Walaupun itu berupa rumput yang menjadi alas tidurku, mereka bilang ia rumput liar yang menggangu. Namun bagiku ia adalah sahabat sejati, memberikan inspirasi pergolakan kedamaian hati. Dengan bertingkah si pembawa pena, seenaknya saja mencabutti dirimu, hai sahabat manisku.
Kau yang ada di gedung sana, dengan tarian pena engkau bisa mengesahkan apa saja untuk melanggengkan keinginanmu. Aku akui setiap manusia memiliki keinginan, apakah kau sadar bahwa aku juga memiliki keinginan. Apakah kau memiliki otak yang jernih, kebutuhanku saja sudah menutupi keinginanku.
Satu demi satu lembar jatuh ke tanah menjadi setumpuk kotoran yang kemudian dibersihkan lalu dibakar di tempat padang kotoran luas. Maaf sahabat, terkadang aku tidak bisa membantu untuk memungutimu menjadikan dirimu berguna dan bermanfaat. Mungkin karena aku masih bodoh, tapi aku masih ingin tetap belajar. Aku tahu banyak orang pintar yang bisa memanfaatkamu, namun itu hanya segelintir orang yang masih peduli. Tenang sahabat aku masih peduli dengan dirimu.
Huuuuhhhh….habis pula air ini, kemana hendak aku mencarinya. Sedangkan malam sudah menutupi para pejalan kaki. Kota ini negeri yang ramai, pasti masih ada beberapa orang yang menjual dirimu. Bukan menjual kota ini, dengan berbagai alasan untuk ketertiban dan kebersihan.
Kaki tegak ini berjalan, melangkah semampai. Sesekali melempar batu yang ada digenggaman tangan. Aku mendengar jeritan, aku hanya bisa memohon maaf. Ia tidak terluka, hanya aku tinggal sebentar. Bukan selamat jalan sahabat, aku hanya bisa meninggalkan orang-orang yang tidak peduli dengan dirimu saja.

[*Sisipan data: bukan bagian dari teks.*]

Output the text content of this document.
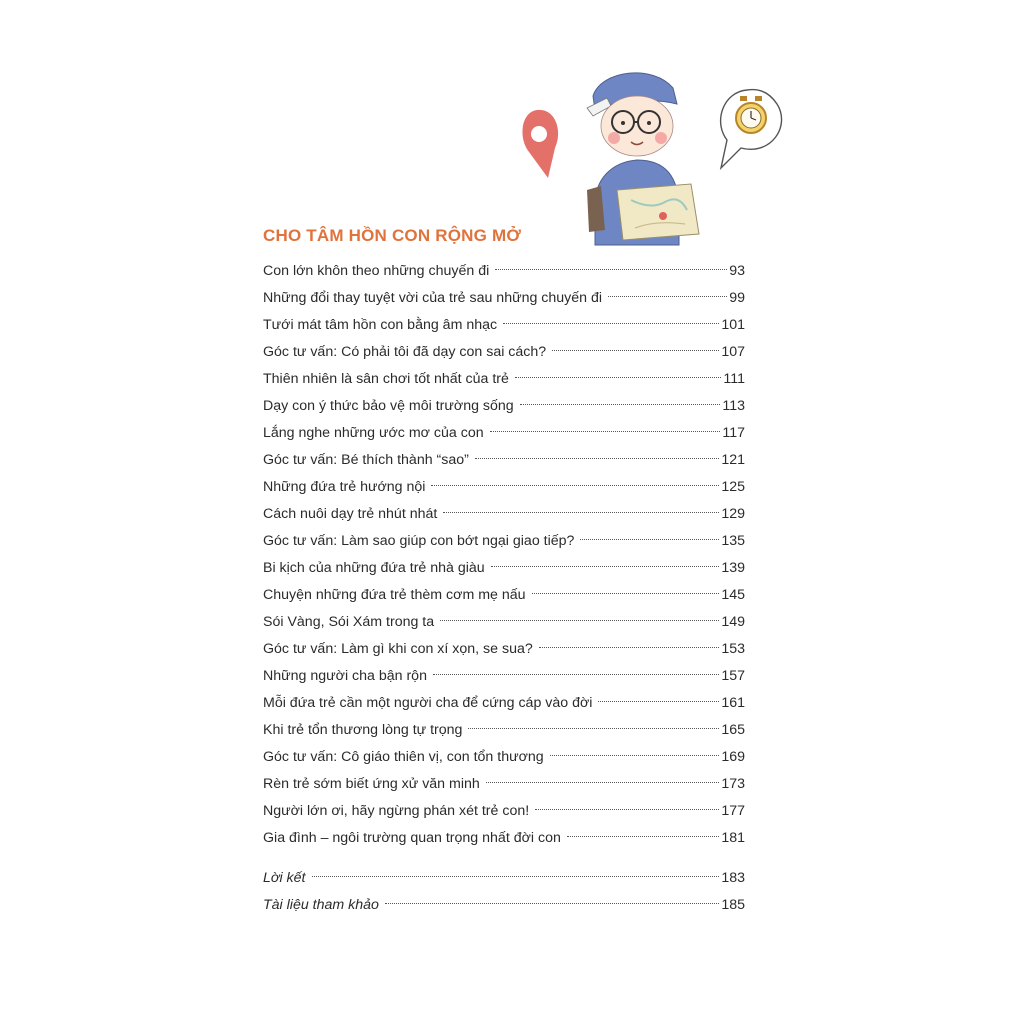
CHO TÂM HỒN CON RỘNG MỞ
Con lớn khôn theo những chuyến đi	93
Những đổi thay tuyệt vời của trẻ sau những chuyến đi	99
Tưới mát tâm hồn con bằng âm nhạc	101
Góc tư vấn: Có phải tôi đã dạy con sai cách?	107
Thiên nhiên là sân chơi tốt nhất của trẻ	111
Dạy con ý thức bảo vệ môi trường sống	113
Lắng nghe những ước mơ của con	117
Góc tư vấn: Bé thích thành “sao”	121
Những đứa trẻ hướng nội	125
Cách nuôi dạy trẻ nhút nhát	129
Góc tư vấn: Làm sao giúp con bớt ngại giao tiếp?	135
Bi kịch của những đứa trẻ nhà giàu	139
Chuyện những đứa trẻ thèm cơm mẹ nấu	145
Sói Vàng, Sói Xám trong ta	149
Góc tư vấn: Làm gì khi con xí xọn, se sua?	153
Những người cha bận rộn	157
Mỗi đứa trẻ cần một người cha để cứng cáp vào đời	161
Khi trẻ tổn thương lòng tự trọng	165
Góc tư vấn: Cô giáo thiên vị, con tổn thương	169
Rèn trẻ sớm biết ứng xử văn minh	173
Người lớn ơi, hãy ngừng phán xét trẻ con!	177
Gia đình – ngôi trường quan trọng nhất đời con	181
Lời kết	183
Tài liệu tham khảo	185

Tentu aku akan menjadi perempuan yang peduli dengan sesama dan alam raya yang menjadi atap rumahku dan bahkan lantainya. Mari kita nikmati perjalanan ini, hingga kau tahu bahwa di setiap pergantian waktu siang dan malam ada tanda-tanda bagi orang yang peduli satu dengan yang lainnya.

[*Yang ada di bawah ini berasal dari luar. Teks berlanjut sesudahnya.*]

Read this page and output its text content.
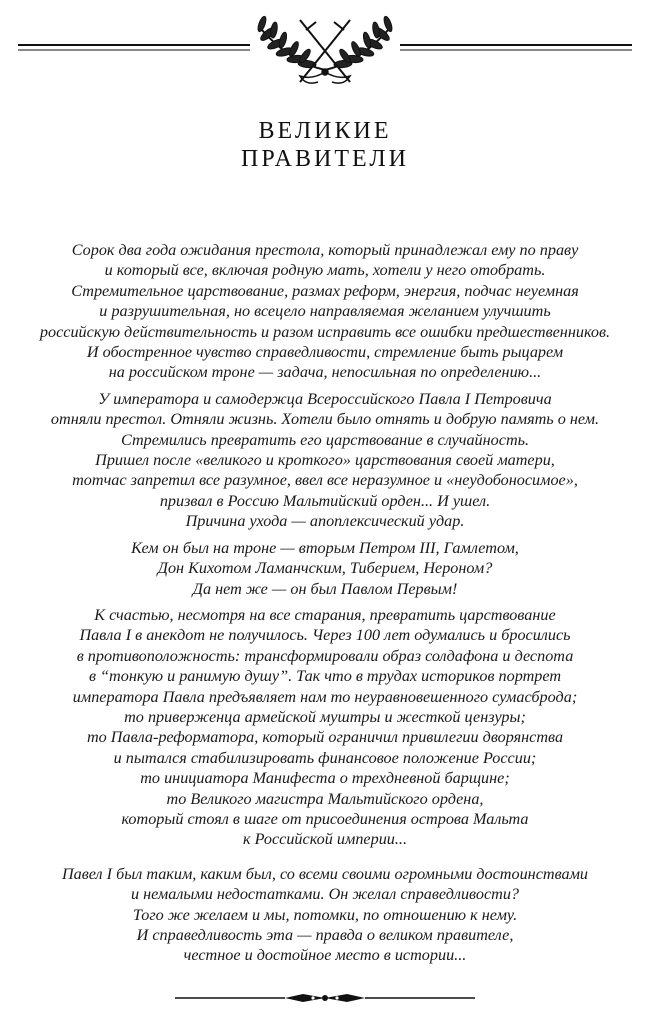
ВЕЛИКИЕ
ПРАВИТЕЛИ
Сорок два года ожидания престола, который принадлежал ему по праву
и который все, включая родную мать, хотели у него отобрать.
Стремительное царствование, размах реформ, энергия, подчас неуемная
и разрушительная, но всецело направляемая желанием улучшить
российскую действительность и разом исправить все ошибки предшественников.
И обостренное чувство справедливости, стремление быть рыцарем
на российском троне — задача, непосильная по определению...
У императора и самодержца Всероссийского Павла I Петровича
отняли престол. Отняли жизнь. Хотели было отнять и добрую память о нем.
Стремились превратить его царствование в случайность.
Пришел после «великого и кроткого» царствования своей матери,
тотчас запретил все разумное, ввел все неразумное и «неудобоносимое»,
призвал в Россию Мальтийский орден... И ушел.
Причина ухода — апоплексический удар.
Кем он был на троне — вторым Петром III, Гамлетом,
Дон Кихотом Ламанчским, Тиберием, Нероном?
Да нет же — он был Павлом Первым!
К счастью, несмотря на все старания, превратить царствование
Павла I в анекдот не получилось. Через 100 лет одумались и бросились
в противоположность: трансформировали образ солдафона и деспота
в “тонкую и ранимую душу”. Так что в трудах историков портрет
императора Павла предъявляет нам то неуравновешенного сумасброда;
то приверженца армейской муштры и жесткой цензуры;
то Павла-реформатора, который ограничил привилегии дворянства
и пытался стабилизировать финансовое положение России;
то инициатора Манифеста о трехдневной барщине;
то Великого магистра Мальтийского ордена,
который стоял в шаге от присоединения острова Мальта
к Российской империи...
Павел I был таким, каким был, со всеми своими огромными достоинствами
и немалыми недостатками. Он желал справедливости?
Того же желаем и мы, потомки, по отношению к нему.
И справедливость эта — правда о великом правителе,
честное и достойное место в истории...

Aku tidak buta sahabat, aku percaya juga bahwa engkau juga tidak buta bahkan engkau mendengar setiap keluh kesahku. Tatap mataku, sebentar saja. Lihat..lihat…lihaaatttt, apa yang Nampak.
Apakah kau paham maksudku?.
* * *
Aku adalah gadis kecil yang memiliki nama Harina, meski kedua orang tuaku telah tiada. Aku ingin mendapatkan cinta di antara orang-orang yang menghargai dunia dan berusaha menghiasi alam semesta ini dengan berbagai macam keindahannya.
Pagi cepat sekali datangnya, aku harus mempersiapkan untuk menaklukkan kebutuhanku. Gitar kecil pemberian temanku Hery selalu menemaniku untuk mengais rezeki di kota besar di Jawa Tengah ini. Orang lain pasti aneh melihatku, seorang gadis kecil yang tinggal di Masjid. Biasanya di huni oleh para laki-laki, untuk menjadi penjaga. Tapi aku tidak sendiri ada takmir laki-laki tua yang tinggal di situ. Ia abdikan dirinya untuk merawat Masjid dialah Pak Ahmad.
Diajarkanya aku untuk bisa mengerti dan memahami orang lain, ia seperti bapakku sendiri. Meskipun ada beberapa orang yang ingin menjadikanku anak asuh dan tinggal di rumah-rumah mewah. Namun aku menolaknya, aku ingin seperti Pak Ahmad meski tidak punya bisa bermanfaat untuk orang lain. Begitulan pesannya, sebaik-baik orang yang bisa bermanfaat untuk orang lain.
Akupun berpamitan kepadanya. Ia selalu mendoakanku untuk bisa mendapatkan apa yang aku inginkan.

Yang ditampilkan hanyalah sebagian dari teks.